Other garden chores can be done at any time, but the soil is finicky about when it can be touched. Too wet and it later turns hard like cement. Too dry and it has already baked like a brick.

Some years, the spring rains keep coming and there is never a time for the cool season vegetables to get planted.

There is always a big rush to get in the early garden. One day, the soil is workable. The next day, or even later in the same day, a big rain is on the way. Often, those dark clouds are visible in the wings, sending impatient flickers of lightning and grumbling to hold center stage.

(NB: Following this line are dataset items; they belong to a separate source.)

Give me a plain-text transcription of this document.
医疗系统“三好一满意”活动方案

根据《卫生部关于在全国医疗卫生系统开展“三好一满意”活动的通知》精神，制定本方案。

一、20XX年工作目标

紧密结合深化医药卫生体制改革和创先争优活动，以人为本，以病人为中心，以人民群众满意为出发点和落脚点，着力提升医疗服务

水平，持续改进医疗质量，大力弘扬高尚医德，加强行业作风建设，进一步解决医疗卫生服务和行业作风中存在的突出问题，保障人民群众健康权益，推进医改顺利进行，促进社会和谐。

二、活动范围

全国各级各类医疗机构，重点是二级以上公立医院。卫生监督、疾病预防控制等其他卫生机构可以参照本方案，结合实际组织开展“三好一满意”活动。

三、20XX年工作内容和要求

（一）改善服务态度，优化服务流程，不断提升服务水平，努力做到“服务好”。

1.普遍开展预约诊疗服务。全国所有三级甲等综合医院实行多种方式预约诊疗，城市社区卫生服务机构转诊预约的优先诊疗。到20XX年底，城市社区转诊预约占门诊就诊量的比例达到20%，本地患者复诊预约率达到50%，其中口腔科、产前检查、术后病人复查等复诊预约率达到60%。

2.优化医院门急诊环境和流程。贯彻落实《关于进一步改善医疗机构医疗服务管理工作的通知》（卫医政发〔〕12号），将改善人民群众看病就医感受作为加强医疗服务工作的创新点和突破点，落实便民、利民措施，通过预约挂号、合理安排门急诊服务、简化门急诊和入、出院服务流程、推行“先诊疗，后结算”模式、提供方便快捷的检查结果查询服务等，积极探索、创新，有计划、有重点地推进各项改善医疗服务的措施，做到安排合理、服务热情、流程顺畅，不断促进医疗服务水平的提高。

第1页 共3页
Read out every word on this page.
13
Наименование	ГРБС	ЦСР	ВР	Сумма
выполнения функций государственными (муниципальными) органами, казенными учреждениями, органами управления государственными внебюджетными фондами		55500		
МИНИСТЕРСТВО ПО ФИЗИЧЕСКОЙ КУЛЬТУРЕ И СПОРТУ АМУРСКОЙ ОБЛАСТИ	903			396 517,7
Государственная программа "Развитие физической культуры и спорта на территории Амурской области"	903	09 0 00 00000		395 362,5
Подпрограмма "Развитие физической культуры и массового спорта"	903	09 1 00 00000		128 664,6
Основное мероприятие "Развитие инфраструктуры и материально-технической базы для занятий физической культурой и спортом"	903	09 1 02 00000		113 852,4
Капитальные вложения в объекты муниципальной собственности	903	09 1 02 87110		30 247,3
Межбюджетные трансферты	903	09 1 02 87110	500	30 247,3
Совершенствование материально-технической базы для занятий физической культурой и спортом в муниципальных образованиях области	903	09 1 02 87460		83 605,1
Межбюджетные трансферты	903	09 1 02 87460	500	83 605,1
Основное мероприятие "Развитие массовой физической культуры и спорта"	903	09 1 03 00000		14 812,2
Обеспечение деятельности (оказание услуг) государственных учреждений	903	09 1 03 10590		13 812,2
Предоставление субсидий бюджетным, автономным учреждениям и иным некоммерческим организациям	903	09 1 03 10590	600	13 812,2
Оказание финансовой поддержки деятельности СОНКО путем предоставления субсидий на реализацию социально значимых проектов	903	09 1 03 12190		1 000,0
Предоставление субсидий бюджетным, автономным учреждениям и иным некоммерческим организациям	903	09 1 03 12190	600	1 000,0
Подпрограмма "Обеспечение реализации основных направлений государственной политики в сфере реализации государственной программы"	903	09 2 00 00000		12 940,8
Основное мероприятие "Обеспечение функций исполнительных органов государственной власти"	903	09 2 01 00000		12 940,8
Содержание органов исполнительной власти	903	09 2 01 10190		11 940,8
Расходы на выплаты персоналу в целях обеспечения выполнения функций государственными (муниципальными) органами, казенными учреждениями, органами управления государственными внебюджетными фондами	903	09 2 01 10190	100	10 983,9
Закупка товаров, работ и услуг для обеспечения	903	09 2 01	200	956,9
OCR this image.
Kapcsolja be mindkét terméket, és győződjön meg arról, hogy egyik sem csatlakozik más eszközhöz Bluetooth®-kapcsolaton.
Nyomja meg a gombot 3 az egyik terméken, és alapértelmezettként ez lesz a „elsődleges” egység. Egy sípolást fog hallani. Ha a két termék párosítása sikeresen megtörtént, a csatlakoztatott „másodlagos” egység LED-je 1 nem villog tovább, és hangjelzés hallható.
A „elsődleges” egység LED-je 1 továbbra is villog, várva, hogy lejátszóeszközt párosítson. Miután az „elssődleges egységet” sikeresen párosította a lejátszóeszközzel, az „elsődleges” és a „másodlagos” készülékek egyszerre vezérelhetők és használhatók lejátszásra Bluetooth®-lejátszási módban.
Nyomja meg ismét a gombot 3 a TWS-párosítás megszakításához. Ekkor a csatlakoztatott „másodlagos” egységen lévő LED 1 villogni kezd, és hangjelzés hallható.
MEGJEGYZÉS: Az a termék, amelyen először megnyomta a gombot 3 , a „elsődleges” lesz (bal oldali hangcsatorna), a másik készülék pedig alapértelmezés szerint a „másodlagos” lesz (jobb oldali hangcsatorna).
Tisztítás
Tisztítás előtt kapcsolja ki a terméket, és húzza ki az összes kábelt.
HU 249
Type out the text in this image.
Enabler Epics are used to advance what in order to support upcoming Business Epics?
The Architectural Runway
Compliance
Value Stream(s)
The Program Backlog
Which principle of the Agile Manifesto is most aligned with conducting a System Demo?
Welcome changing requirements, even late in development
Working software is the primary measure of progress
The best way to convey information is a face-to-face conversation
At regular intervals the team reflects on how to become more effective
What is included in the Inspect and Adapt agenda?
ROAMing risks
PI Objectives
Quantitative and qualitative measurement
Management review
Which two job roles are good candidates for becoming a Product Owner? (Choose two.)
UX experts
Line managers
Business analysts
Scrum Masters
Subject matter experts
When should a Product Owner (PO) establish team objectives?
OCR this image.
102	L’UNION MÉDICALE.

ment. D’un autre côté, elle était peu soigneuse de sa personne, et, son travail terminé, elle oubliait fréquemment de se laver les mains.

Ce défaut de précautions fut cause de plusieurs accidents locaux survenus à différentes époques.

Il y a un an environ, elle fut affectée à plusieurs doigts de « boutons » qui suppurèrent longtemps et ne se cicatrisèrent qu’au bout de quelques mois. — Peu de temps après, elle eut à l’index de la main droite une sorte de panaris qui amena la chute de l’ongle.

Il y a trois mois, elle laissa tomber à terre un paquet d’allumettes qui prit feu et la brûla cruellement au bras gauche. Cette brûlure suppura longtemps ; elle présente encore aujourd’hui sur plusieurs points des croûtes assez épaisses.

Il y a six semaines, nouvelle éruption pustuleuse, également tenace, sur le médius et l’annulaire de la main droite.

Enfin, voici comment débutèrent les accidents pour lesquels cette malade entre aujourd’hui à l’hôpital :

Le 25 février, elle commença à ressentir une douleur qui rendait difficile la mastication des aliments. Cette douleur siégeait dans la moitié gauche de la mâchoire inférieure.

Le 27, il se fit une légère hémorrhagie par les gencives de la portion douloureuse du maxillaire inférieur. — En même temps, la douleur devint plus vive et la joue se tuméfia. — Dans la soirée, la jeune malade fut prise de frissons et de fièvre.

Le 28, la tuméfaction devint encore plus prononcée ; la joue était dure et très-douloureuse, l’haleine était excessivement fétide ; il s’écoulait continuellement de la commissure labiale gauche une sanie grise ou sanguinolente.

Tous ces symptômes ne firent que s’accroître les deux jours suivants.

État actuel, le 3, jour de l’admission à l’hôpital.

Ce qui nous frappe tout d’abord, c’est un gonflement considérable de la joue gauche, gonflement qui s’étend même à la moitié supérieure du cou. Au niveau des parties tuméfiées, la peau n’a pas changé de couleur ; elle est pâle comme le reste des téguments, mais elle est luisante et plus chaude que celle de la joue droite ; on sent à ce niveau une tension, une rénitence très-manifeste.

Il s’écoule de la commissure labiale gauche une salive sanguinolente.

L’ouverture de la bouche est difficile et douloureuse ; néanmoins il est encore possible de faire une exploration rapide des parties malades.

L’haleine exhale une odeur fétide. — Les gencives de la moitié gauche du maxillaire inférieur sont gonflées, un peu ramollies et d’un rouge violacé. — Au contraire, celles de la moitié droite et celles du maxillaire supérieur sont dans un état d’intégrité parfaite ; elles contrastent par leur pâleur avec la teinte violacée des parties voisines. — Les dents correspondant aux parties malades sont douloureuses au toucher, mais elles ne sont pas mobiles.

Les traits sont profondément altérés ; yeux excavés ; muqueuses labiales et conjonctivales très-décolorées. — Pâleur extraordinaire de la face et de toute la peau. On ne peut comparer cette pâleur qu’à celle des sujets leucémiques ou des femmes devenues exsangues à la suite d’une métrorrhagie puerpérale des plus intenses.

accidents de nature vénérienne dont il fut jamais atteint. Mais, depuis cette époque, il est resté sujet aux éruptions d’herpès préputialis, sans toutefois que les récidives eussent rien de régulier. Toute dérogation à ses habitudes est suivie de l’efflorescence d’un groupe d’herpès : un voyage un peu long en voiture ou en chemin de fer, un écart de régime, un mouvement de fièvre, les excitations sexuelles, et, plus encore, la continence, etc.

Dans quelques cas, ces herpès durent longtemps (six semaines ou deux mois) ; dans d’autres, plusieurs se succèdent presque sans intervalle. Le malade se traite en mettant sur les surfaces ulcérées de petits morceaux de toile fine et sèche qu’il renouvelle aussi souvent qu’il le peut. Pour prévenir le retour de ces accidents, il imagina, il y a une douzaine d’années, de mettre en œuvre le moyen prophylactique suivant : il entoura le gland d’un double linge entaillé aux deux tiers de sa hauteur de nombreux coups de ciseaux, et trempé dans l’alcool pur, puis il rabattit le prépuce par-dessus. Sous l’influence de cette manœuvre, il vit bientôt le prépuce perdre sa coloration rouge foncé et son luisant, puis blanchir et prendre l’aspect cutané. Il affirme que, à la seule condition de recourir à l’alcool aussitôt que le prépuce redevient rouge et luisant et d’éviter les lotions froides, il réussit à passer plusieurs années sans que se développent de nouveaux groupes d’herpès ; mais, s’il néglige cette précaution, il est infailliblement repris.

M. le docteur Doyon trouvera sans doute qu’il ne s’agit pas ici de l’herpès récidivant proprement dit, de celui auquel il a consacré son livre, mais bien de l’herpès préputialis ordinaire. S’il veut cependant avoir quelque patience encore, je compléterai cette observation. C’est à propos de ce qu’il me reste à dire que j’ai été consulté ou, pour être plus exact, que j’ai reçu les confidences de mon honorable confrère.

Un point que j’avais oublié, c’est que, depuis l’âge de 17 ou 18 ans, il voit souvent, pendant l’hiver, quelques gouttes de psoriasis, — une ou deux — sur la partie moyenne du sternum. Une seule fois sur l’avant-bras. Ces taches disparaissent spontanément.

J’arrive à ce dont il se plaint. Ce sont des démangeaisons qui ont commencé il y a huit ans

So, in the morning I murdered the tiny blue flowers. Then I flung myself headlong into weeding grasses in the flower bed, while a warm spring breeze dried out the garden soil.

The sunshine, the chorus of peepers, the birds singing and the loose dirt made me feel I was in Heaven.

All day I kept weeding, then I ran Tillie in the garden again and picked out the dying bodies of the tiny blue flowers, RIP. I consoled myself with the knowledge that there were about fifty million more of them on the place.

It was exciting for me to plant some snow peas. In the three previous springs since I moved here, the clay soil was too slow to dry out enough to plant them. Then came the hot weather and it was too late.

Now, there was also enough room, barely, to squeeze in a wide row of spinach, kohlrabi, turnips, carrots, lettuce and three kinds of radishes.

Gathering up all my tools, I was finished, in many senses, by sundown. The sky was clear and I wondered about that ninety percent chance of rain the weather radio was talking about. That forecast had driven me like a mule all day.

In the night, I heard the gentle rain on the roof. Contented, I rolled over in bed. Or I tried to roll over. It seemed that every muscle in my body was sore.